For my senior capstone project, I'm developing an automatic lip sync Blender add-on that generates a first pass of lip sync animation from input audio and a phoneme-to-blendshape mapping. The goal of this project is to accelerate the blocking stage of lip sync by providing a procedural starting point for animators to refine rather than build entirely from scratch.
At a high level, the system converts audio into timestamped phonemes and maps those phonemes to viseme blendshapes, which are then used to generate mouth animation keyframes in Blender.
Here's a compilation of test output that shows the phoneme-to-viseme mapping working on 15+ English audio clips.
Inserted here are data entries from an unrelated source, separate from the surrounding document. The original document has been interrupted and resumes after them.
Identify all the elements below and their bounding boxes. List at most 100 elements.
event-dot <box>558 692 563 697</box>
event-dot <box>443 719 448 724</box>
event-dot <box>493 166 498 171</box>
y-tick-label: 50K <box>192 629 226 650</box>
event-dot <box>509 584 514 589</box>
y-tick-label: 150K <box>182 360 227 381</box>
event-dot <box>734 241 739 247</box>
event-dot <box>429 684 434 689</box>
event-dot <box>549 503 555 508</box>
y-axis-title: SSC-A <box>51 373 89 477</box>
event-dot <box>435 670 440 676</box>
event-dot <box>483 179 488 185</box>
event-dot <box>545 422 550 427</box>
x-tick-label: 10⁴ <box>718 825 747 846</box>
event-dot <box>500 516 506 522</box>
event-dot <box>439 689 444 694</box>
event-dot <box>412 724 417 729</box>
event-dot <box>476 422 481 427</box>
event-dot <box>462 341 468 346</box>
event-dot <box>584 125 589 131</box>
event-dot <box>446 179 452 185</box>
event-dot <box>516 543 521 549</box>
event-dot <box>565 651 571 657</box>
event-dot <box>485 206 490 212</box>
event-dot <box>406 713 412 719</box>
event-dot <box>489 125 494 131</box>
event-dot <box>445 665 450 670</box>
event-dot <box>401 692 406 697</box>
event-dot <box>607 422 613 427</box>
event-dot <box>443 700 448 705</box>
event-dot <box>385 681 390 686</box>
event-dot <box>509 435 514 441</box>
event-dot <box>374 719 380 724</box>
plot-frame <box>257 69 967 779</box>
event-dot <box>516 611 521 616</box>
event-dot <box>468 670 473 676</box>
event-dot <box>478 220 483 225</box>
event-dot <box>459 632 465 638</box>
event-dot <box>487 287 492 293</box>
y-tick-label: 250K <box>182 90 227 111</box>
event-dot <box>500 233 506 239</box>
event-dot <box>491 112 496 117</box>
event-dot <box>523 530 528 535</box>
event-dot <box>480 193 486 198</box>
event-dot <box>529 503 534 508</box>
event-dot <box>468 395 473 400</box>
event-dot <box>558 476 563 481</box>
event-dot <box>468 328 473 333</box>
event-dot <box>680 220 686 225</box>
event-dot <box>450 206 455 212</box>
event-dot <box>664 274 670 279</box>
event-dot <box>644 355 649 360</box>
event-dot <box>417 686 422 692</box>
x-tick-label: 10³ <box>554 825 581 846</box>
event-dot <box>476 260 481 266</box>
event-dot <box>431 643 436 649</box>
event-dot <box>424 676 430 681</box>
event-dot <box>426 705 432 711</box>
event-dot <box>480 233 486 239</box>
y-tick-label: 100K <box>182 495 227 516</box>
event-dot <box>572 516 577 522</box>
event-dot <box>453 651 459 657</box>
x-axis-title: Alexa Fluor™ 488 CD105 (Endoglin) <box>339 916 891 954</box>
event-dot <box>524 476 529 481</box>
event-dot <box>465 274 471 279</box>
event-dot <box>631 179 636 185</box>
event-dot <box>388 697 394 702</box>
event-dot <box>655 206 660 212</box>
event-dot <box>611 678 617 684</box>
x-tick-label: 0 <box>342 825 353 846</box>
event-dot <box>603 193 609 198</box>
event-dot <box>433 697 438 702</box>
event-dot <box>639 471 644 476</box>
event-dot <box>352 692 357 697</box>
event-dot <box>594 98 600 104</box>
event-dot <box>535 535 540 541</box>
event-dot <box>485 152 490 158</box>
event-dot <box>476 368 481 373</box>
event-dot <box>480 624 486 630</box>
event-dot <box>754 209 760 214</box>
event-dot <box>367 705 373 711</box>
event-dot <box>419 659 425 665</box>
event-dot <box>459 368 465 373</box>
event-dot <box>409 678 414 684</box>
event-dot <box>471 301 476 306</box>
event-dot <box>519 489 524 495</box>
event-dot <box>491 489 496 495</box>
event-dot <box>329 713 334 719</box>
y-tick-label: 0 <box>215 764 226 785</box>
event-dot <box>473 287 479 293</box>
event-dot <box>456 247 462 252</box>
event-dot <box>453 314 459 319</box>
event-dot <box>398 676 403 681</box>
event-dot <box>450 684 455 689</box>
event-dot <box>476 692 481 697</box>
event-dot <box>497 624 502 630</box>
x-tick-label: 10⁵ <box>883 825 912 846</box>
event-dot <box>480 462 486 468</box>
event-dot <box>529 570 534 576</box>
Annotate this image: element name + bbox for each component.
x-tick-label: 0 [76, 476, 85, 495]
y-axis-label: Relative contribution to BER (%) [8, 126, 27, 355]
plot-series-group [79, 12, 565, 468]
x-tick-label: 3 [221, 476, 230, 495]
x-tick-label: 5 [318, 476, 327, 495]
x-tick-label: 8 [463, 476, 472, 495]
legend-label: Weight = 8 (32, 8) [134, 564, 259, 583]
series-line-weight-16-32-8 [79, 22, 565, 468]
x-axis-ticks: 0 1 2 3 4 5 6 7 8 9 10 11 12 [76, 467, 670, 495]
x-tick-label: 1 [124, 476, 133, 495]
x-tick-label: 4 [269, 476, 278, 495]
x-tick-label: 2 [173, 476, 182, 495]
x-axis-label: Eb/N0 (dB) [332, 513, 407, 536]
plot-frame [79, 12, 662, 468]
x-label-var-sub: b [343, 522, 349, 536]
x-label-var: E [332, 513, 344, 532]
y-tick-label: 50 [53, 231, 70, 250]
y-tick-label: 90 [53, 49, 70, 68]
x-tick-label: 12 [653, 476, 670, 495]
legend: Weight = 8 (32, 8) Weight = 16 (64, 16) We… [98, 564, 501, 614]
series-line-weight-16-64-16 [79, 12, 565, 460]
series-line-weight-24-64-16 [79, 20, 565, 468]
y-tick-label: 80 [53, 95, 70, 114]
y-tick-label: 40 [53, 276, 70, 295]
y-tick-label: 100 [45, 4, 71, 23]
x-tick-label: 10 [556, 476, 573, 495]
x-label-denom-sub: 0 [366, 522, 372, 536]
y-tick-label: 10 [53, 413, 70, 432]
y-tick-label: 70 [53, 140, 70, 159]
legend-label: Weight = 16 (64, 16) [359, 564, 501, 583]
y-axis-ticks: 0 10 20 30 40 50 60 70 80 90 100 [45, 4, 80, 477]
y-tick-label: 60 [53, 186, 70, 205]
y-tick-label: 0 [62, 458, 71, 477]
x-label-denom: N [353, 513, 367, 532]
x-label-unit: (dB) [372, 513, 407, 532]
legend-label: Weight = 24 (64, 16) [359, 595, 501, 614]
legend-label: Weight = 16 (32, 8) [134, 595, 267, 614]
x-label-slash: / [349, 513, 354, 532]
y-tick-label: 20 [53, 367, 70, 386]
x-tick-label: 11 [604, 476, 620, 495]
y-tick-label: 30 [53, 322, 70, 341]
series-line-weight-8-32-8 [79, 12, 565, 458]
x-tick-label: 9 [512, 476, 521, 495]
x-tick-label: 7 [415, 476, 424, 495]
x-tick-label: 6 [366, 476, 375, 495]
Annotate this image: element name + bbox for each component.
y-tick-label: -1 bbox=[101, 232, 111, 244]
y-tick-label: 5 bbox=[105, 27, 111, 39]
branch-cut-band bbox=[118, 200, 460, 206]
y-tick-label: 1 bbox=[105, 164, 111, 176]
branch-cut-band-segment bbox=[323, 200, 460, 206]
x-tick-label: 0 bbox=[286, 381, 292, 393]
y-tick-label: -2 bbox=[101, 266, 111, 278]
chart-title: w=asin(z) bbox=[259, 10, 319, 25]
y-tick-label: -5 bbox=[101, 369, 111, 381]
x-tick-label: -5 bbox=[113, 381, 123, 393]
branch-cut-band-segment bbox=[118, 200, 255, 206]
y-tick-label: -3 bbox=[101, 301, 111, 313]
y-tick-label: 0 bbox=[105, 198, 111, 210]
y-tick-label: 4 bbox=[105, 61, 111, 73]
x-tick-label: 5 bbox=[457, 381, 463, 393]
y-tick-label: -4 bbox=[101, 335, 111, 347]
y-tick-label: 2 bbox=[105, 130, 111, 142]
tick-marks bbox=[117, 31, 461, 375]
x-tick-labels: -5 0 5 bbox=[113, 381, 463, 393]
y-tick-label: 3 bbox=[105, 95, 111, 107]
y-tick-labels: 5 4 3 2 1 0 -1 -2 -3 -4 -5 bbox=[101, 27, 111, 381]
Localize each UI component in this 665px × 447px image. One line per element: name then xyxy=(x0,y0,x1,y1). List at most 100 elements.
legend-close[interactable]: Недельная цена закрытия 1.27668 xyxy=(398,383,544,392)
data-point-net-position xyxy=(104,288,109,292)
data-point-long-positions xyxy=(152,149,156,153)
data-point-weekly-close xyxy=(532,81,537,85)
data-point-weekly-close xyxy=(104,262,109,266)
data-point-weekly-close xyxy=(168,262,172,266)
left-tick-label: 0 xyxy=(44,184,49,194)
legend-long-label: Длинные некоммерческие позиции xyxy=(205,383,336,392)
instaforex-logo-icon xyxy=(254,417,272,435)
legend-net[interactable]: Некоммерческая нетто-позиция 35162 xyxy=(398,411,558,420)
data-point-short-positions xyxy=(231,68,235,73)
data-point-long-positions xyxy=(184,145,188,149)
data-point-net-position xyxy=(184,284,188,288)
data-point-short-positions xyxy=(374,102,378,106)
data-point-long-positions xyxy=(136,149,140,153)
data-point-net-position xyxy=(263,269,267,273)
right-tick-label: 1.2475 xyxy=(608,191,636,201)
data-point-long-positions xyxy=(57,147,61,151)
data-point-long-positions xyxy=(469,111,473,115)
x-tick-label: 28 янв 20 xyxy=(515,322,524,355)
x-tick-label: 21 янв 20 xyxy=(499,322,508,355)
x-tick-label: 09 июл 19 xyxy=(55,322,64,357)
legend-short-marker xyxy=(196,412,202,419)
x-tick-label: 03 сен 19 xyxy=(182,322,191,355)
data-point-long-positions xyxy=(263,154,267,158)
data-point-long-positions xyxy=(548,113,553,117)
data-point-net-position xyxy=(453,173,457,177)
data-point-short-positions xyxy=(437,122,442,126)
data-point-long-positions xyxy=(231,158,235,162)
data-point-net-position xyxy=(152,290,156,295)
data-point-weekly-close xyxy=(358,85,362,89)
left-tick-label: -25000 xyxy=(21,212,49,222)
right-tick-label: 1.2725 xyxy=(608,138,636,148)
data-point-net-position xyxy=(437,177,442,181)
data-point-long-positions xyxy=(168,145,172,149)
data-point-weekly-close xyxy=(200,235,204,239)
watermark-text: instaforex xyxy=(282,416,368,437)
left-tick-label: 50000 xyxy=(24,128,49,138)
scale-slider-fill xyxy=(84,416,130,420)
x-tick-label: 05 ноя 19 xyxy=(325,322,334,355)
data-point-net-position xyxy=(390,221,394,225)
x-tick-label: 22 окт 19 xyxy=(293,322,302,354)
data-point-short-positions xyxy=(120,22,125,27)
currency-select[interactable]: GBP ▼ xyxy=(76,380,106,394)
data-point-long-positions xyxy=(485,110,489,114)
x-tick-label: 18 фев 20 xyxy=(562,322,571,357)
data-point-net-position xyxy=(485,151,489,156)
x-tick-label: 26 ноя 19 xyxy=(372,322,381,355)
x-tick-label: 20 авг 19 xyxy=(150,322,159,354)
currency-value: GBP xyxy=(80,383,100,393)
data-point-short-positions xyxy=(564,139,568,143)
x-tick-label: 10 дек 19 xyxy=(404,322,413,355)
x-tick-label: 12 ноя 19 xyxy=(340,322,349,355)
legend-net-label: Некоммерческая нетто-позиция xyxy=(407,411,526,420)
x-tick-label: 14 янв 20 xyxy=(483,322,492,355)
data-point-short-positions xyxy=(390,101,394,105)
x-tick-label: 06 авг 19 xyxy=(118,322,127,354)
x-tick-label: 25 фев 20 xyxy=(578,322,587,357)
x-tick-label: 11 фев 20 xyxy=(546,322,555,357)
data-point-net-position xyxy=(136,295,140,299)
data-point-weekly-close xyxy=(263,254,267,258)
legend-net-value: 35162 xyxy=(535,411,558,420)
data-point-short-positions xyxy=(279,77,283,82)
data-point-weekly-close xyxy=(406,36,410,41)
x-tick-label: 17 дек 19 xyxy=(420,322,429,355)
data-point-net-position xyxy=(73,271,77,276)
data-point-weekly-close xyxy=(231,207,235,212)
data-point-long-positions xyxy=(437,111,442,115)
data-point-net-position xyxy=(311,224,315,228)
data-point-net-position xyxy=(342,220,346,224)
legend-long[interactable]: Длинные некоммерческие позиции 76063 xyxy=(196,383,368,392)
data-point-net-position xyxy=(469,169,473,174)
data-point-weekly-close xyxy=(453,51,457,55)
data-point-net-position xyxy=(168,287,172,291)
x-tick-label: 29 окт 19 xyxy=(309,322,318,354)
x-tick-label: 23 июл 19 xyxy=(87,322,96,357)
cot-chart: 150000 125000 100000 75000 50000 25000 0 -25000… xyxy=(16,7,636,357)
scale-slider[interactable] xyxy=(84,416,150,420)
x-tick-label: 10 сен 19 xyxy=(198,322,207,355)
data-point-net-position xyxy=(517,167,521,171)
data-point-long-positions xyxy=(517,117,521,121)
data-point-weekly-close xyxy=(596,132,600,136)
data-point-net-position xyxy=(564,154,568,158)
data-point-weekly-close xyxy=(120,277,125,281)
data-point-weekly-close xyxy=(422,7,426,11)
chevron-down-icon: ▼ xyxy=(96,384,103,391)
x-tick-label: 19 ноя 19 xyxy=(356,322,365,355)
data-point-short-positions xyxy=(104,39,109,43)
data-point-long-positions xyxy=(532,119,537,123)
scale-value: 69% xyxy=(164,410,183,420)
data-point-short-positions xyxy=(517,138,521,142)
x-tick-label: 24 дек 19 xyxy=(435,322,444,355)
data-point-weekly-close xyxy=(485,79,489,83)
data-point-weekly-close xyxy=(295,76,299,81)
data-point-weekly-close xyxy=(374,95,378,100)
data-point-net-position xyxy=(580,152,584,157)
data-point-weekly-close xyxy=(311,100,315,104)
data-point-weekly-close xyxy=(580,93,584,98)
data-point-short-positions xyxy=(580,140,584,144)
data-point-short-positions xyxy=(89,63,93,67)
While debugging, I used 2D viseme images instead of 3D blendshapes to verify timing and sequence accuracy.
The final deliverable for this project is a functional Blender add-on that allows users to select and process an audio file (up to 1+ hour duration or as user hardware allows), define phoneme-to-blendshape mappings, and generate lip sync keyframes for a character rig. At this stage, the add-on is being fine-tuned to create reasonable keyframes for American English audio as opposed to generalizing for other languages.